Efficient estimation of propagator anisotropy and non-Gaussianity in multishell diffusion MRI with micro-structure adaptive convolution kernels and dual Fourier integral transforms

Purpose We seek to reformulate the so-called Propagator Anisotropy (PA) and Non-Gaussianity (NG), originally conceived for the Mean Apparent Propagator diffusion MRI (MAP-MRI), to the Micro-Structure adaptive convolution kernels and dual Fourier Integral Transforms (MiSFIT). These measures describe relevant normalized features of the Ensemble Average Propagator (EAP). Theory and Methods First, the indices, which are defined as the EAP's dissimilarity from an isotropic (PA) or a Gaussian (NG) one, are analytically reformulated within the MiSFIT framework. Then a comparison between the resulting maps is drawn by means of a visual analysis, a quantitative assessment via numerical simulations, a test-retest study across the MICRA dataset (6 subjects scanned five times) and, finally, a computational time evaluation. Results Findings illustrate the visual similarity between the indices computed with either technique. Evaluation against synthetic ground truth data, however, demonstrates MiSFIT's improved accuracy. In addition, the test-retest study reveals MiSFIT's higher degree of reliability in most of white matter regions.
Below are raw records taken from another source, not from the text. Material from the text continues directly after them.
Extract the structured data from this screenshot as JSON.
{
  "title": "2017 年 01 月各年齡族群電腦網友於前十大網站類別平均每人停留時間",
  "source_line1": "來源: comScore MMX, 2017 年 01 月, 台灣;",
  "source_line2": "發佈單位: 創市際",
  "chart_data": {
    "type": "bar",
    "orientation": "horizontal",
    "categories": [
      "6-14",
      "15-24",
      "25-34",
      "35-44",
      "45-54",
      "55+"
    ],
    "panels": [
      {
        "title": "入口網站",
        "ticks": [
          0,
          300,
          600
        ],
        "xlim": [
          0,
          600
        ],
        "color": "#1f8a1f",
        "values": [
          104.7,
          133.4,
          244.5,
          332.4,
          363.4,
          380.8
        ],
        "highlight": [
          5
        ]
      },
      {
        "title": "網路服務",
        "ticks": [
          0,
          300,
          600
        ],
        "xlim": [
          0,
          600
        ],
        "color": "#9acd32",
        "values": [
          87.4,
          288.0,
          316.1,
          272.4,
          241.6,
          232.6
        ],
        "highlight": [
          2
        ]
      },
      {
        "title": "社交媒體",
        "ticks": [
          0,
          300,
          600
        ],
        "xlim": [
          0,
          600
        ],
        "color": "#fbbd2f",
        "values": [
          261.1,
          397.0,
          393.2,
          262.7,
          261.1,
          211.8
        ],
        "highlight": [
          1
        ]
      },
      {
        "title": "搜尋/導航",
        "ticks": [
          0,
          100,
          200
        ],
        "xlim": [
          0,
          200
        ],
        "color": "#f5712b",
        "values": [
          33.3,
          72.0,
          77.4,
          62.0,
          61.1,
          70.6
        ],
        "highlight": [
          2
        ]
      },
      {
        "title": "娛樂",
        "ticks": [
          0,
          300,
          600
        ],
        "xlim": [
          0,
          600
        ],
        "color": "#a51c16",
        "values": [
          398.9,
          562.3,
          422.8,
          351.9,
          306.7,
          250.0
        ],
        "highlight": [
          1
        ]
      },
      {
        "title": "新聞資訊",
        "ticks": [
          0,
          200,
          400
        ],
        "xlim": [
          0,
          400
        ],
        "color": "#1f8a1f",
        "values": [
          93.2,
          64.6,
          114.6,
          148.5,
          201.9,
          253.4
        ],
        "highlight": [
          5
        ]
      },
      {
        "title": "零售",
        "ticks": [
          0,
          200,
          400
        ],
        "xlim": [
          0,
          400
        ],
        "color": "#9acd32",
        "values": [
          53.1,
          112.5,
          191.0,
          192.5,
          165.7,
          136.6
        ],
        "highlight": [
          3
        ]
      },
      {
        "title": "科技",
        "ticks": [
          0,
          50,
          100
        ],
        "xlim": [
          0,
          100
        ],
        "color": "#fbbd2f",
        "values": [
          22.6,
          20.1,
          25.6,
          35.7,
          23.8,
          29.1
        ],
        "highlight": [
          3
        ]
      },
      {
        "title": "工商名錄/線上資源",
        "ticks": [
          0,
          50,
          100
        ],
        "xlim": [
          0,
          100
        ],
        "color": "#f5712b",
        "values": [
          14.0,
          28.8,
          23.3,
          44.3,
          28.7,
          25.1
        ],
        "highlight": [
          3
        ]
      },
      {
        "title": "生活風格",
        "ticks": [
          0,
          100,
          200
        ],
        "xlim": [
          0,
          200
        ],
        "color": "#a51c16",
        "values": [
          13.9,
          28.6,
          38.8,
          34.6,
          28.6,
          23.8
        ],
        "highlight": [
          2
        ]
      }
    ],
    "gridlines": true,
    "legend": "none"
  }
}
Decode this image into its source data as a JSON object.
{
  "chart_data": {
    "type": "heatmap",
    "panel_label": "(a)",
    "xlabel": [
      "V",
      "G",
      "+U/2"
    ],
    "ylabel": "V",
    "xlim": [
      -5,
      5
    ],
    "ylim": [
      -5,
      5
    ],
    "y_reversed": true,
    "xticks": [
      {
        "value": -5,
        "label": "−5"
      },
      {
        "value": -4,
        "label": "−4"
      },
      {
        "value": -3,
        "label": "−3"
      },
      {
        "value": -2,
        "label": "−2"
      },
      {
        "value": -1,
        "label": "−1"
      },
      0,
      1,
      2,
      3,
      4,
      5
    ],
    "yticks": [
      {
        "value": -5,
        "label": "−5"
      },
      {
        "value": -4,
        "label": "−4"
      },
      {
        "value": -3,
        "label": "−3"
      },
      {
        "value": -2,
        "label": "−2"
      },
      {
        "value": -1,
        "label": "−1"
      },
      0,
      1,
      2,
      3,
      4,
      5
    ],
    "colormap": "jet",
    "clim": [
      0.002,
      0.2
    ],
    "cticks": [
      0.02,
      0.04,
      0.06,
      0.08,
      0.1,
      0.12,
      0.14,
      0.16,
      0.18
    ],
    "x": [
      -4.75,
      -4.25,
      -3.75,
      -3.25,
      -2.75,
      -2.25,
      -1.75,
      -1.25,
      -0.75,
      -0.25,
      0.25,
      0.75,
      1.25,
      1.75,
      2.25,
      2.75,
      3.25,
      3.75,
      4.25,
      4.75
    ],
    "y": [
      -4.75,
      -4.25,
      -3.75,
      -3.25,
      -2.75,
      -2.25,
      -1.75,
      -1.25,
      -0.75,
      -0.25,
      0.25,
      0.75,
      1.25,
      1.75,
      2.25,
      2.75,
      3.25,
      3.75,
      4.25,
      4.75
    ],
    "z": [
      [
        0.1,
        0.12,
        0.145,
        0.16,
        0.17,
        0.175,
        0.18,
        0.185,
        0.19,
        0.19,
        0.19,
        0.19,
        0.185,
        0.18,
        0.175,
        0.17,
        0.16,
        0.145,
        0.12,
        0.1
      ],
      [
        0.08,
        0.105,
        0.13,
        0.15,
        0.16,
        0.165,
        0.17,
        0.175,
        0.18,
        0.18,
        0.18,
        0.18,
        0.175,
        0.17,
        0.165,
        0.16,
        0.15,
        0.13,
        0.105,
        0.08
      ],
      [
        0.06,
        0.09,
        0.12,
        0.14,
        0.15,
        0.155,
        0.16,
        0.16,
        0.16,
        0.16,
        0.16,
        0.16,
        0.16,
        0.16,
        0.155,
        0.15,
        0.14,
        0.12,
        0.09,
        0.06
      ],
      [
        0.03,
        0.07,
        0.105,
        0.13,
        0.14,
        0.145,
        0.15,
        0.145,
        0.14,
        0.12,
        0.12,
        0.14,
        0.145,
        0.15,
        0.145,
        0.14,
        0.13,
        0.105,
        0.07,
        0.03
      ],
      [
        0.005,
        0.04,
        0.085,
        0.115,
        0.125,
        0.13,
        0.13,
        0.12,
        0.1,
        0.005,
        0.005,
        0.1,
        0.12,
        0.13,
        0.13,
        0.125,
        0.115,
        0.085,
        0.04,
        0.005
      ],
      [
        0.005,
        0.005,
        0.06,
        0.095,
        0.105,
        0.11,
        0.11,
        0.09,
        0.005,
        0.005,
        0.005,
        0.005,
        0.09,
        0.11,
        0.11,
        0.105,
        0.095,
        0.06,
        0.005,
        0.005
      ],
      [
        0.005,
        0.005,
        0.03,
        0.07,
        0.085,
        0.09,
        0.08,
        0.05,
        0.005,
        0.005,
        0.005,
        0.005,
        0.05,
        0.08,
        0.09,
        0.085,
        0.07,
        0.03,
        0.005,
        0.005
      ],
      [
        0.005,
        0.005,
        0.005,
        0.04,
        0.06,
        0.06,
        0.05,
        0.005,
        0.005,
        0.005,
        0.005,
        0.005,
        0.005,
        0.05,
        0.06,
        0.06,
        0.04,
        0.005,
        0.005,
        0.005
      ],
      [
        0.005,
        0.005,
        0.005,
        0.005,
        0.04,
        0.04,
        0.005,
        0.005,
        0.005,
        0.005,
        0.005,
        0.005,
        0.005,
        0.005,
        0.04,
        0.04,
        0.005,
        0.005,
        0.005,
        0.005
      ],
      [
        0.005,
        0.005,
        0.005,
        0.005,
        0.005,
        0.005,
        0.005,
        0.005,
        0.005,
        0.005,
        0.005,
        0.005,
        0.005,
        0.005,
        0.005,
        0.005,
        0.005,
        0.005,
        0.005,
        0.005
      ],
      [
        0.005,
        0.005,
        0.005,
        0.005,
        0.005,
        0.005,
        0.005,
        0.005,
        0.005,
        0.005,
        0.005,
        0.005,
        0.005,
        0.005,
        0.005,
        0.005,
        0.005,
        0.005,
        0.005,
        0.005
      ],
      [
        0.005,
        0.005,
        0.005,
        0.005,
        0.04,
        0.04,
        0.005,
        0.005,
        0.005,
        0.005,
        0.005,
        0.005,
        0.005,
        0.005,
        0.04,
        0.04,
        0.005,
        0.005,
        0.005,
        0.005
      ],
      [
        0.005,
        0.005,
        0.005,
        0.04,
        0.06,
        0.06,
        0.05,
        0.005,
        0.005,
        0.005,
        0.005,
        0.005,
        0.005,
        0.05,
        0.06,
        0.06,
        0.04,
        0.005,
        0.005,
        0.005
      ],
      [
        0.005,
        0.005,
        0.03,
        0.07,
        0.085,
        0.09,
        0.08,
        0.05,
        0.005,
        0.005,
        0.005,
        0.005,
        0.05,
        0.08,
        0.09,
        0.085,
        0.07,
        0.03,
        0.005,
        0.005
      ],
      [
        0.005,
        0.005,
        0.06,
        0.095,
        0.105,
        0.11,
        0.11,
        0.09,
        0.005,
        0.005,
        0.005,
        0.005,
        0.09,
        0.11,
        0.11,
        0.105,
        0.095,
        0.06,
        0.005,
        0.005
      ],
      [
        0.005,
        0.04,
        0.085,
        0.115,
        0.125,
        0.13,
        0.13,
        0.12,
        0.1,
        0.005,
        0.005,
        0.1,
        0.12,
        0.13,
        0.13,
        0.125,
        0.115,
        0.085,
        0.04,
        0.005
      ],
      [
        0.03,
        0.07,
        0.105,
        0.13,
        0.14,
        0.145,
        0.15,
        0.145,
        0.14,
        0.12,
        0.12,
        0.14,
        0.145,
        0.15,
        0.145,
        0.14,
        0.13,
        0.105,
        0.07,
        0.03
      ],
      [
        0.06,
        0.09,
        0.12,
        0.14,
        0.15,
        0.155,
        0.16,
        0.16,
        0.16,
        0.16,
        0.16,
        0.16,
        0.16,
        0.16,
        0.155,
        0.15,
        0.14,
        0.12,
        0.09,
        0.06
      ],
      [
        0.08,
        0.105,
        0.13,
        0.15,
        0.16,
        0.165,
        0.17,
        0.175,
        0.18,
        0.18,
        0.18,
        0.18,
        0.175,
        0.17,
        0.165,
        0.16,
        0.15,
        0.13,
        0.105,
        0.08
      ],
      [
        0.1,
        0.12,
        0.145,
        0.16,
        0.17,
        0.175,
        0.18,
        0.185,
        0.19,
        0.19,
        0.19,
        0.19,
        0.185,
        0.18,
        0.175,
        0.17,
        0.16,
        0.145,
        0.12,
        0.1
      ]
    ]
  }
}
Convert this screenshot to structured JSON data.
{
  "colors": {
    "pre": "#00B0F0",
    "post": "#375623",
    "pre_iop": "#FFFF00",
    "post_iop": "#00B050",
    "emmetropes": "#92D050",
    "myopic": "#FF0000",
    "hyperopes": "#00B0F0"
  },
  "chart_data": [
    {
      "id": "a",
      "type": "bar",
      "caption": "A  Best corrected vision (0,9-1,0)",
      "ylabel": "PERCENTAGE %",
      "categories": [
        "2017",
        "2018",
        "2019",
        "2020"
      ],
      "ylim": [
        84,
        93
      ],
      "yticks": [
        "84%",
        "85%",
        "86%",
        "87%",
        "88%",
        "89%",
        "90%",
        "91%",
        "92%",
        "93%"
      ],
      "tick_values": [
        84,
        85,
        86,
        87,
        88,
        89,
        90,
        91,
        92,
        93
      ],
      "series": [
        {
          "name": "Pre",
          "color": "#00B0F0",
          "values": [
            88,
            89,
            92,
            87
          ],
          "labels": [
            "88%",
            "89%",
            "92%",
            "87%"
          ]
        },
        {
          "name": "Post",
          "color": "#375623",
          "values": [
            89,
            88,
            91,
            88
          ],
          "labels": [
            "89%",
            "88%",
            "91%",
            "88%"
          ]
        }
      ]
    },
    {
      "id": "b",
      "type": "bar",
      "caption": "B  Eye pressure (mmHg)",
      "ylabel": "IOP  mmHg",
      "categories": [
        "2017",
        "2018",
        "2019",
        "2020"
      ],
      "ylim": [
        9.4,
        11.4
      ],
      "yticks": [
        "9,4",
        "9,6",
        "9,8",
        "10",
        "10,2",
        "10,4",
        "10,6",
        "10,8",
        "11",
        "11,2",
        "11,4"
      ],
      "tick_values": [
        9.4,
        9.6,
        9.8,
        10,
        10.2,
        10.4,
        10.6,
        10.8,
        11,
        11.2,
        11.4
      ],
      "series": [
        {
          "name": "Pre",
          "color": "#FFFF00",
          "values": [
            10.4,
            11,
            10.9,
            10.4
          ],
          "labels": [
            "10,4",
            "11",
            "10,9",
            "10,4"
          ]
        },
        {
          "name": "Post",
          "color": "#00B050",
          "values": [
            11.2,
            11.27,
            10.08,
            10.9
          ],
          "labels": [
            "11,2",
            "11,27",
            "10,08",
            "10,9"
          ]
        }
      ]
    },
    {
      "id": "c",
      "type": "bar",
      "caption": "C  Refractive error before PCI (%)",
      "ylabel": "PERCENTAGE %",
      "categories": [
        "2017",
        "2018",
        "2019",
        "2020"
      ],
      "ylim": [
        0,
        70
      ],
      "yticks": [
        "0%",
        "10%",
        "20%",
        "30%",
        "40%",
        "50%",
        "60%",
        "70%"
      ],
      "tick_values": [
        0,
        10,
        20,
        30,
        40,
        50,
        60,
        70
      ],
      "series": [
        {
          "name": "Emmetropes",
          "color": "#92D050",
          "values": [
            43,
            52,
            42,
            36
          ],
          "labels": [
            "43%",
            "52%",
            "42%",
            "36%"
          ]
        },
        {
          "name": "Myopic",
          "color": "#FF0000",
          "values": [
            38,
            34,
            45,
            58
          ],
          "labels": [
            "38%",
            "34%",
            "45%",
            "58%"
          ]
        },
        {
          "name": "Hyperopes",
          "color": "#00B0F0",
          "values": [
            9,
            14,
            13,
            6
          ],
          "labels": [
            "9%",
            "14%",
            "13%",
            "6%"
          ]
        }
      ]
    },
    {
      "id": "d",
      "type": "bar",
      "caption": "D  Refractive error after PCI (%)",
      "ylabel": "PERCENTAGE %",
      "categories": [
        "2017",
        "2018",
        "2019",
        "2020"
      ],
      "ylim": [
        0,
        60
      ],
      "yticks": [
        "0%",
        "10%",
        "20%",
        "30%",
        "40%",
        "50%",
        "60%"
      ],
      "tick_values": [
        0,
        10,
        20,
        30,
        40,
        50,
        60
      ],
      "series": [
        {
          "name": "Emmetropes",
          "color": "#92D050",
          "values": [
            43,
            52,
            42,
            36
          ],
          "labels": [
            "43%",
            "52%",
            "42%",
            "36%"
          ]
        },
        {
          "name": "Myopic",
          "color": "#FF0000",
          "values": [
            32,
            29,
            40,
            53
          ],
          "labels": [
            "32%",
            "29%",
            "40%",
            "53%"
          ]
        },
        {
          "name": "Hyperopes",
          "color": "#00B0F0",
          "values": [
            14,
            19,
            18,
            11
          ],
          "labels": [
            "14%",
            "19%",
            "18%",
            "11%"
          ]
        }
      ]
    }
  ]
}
Finally, the computational time evaluation shows MiSFIT's time reduction up to two orders of magnitude. Conclusions Despite being a direct development on the MAP-MRI representation, the PA and the NG can be reliably and efficiently computed within MiSFIT's framework. This, together with the previous findings in the original MiSFIT's article, could mean the difference that definitely qualifies diffusion MRI to be incorporated into regular clinical settings.